A Ceres Bus Trip to Remember
The most ubiquitous bus line in this neck of the woods is the Ceres Liner. The fleet is modern and many of them are air conditioned and have free WiFi. The trip was to be a six hour drive with the driver appropriately tooting his horn every ten seconds or so for the entire journey. Well, after all, the road was lined with human development for almost its entire stretch. There were brief glimpses of distant vistas where coconut palms vied with banana palms for attention when not overwhelmed by the prolific density of avocado or mango trees.
Less than a kilometer before the scheduled half way pit stop we sustained a tire blow-out. It was on the inner right rear I decided since it happened under my bum. The driver and his companion got out to peer under the bus. Satisfied there was no longer an effective inner tire we drove on, gently, until we reached the pit stop. Here it was discovered, the bus was not possessed of a jack. How to lift a huge bus and change a wheel? You stand and stare.
Just as the staring and head shaking was beginning to get a bit boring another bus from the same line, if with a different destination, with much guttural coughing, squeaked to a stop behind us. The drivers met. Soon a jack was produced from this second bus but it proved too small. Underneath the bus the jack would not raise high enough.
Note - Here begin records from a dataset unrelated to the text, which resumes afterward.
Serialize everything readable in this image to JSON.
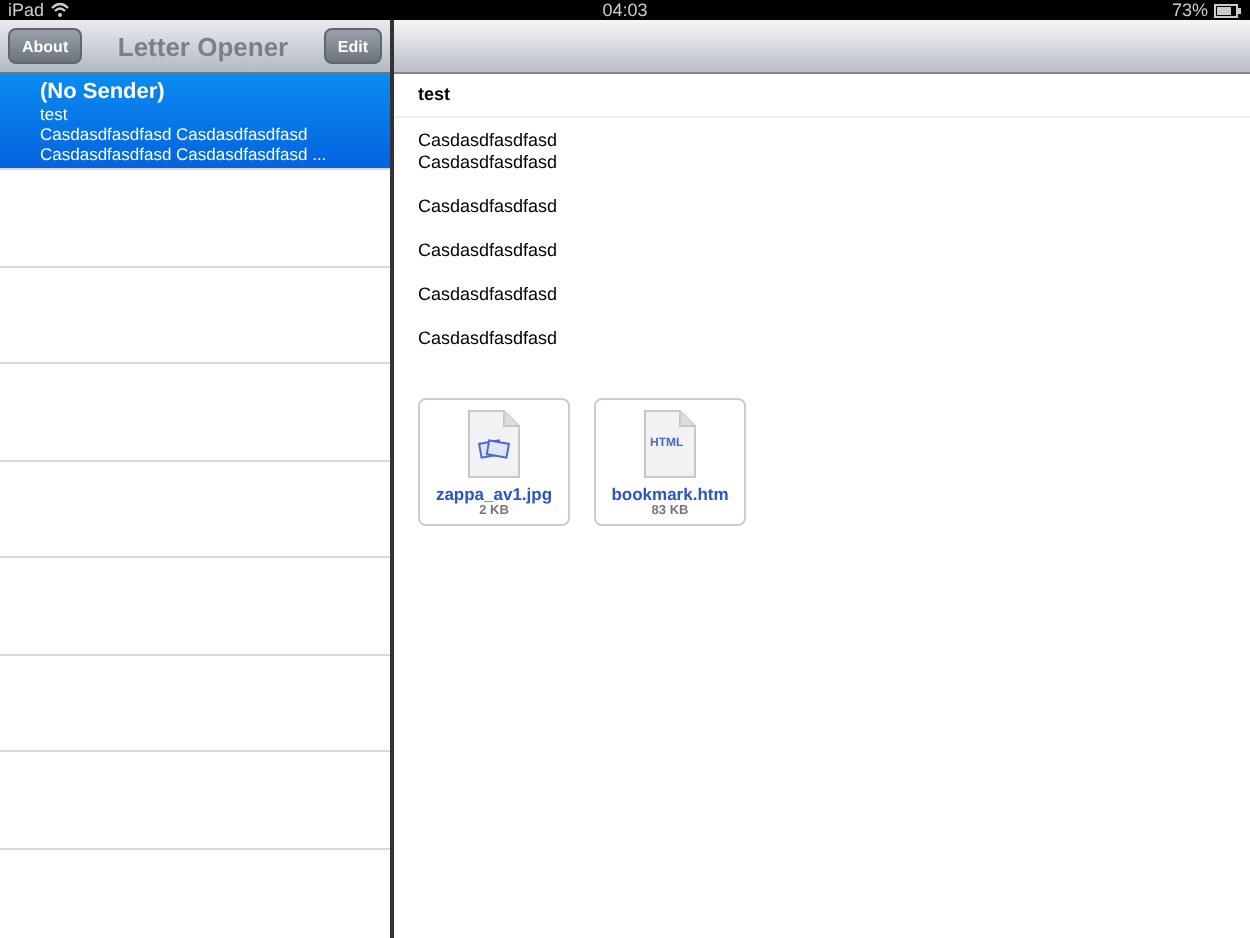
{
  "status_bar": {
    "device": "iPad",
    "time": "04:03",
    "battery": "73%"
  },
  "master": {
    "title": "Letter Opener",
    "left_button": "About",
    "right_button": "Edit"
  },
  "messages": [
    {
      "sender": "(No Sender)",
      "subject": "test",
      "preview": [
        "Casdasdfasdfasd Casdasdfasdfasd",
        "Casdasdfasdfasd Casdasdfasdfasd ..."
      ],
      "selected": true
    }
  ],
  "detail": {
    "subject": "test",
    "body": [
      [
        "Casdasdfasdfasd",
        "Casdasdfasdfasd"
      ],
      [
        "Casdasdfasdfasd"
      ],
      [
        "Casdasdfasdfasd"
      ],
      [
        "Casdasdfasdfasd"
      ],
      [
        "Casdasdfasdfasd"
      ]
    ],
    "attachments": [
      {
        "kind": "image",
        "name": "zappa_av1.jpg",
        "size": "2 KB"
      },
      {
        "kind": "html",
        "name": "bookmark.htm",
        "size": "83 KB",
        "icon_text": "HTML"
      }
    ]
  }
}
A collection of nailed together planks was produced to serve as additional height, courtesy the Pit Stop Bar. This time the bus was raised sufficiently to where the wheel, still in light contact with the ground below because the jack and wood plank combo was also barely high enough, could, it was found, be removed if the driver crawled entirely under the bus and kicked the errant inner wheel with his heels until it did, finally, fall off.
Meanwhile safety measures warning other road users of the cataclysmic danger they faced with stationary bus half on, half off the road had been appropriately located. None of this reflector, red triangle business for our boys though. Far more effective are bottles of water with broken off branches from nearby bushes, sticking out of them, suitably placed five yards in front of and behind this huge bus so that unwary drivers of approaching vehicles, blazing away with their horns as they may be, might not happen upon our stationary behemoth and plough into it. Sadly, there was a breeze blowing towards the bus so that the front driver-warning-branch system was repeatedly toppled; this, notwithstanding my self-sacrificing and valiant attempts to remedy the situation on the driver’s behalf. The attached photograph attests to my veracity. Clearly the safety warning system worked well though; how else did drivers avoid colliding with us?
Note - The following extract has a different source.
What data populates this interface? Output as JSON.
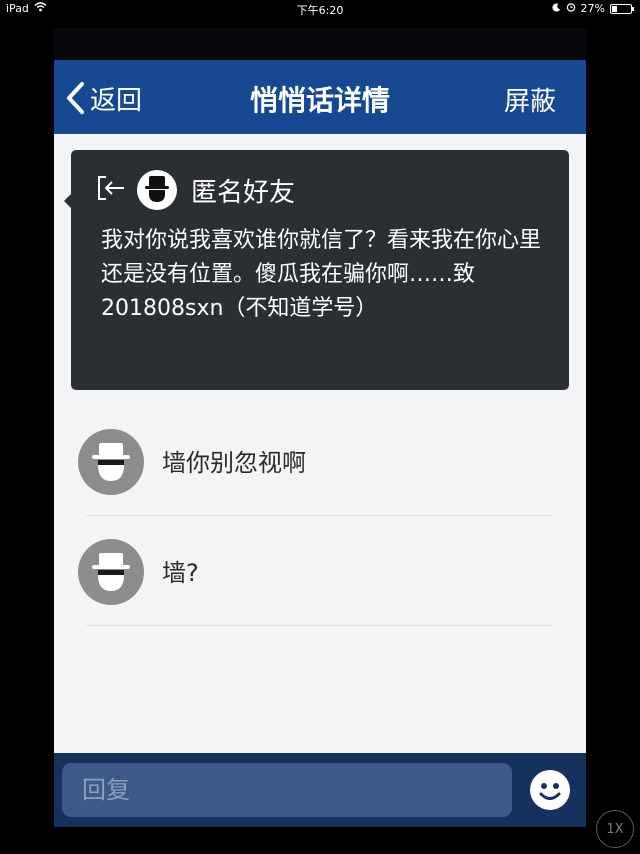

This story is not yet done. No. Before the inner wheel could be kicked off its perch the wheel nuts had to be loosened. But the lever produced by the second bus driver was no more than six inches in length, insufficient to provide the required leverage against unyielding nuts. So what does a driver do when confronted with such challenges which all men present and willing to give it a go had been unable to release? Why, you cast about in the bush of course as if looking for that eternally missing golf ball in the rough. There, does one by pure happenstance, come across a four foot length of bent pipe with an orifice sufficient to circumnavigate the slender, official lever, thereby extending lever power to a more useful length. Happiness is a smiling driver.
Magkita unya ta pohon in the Philippines?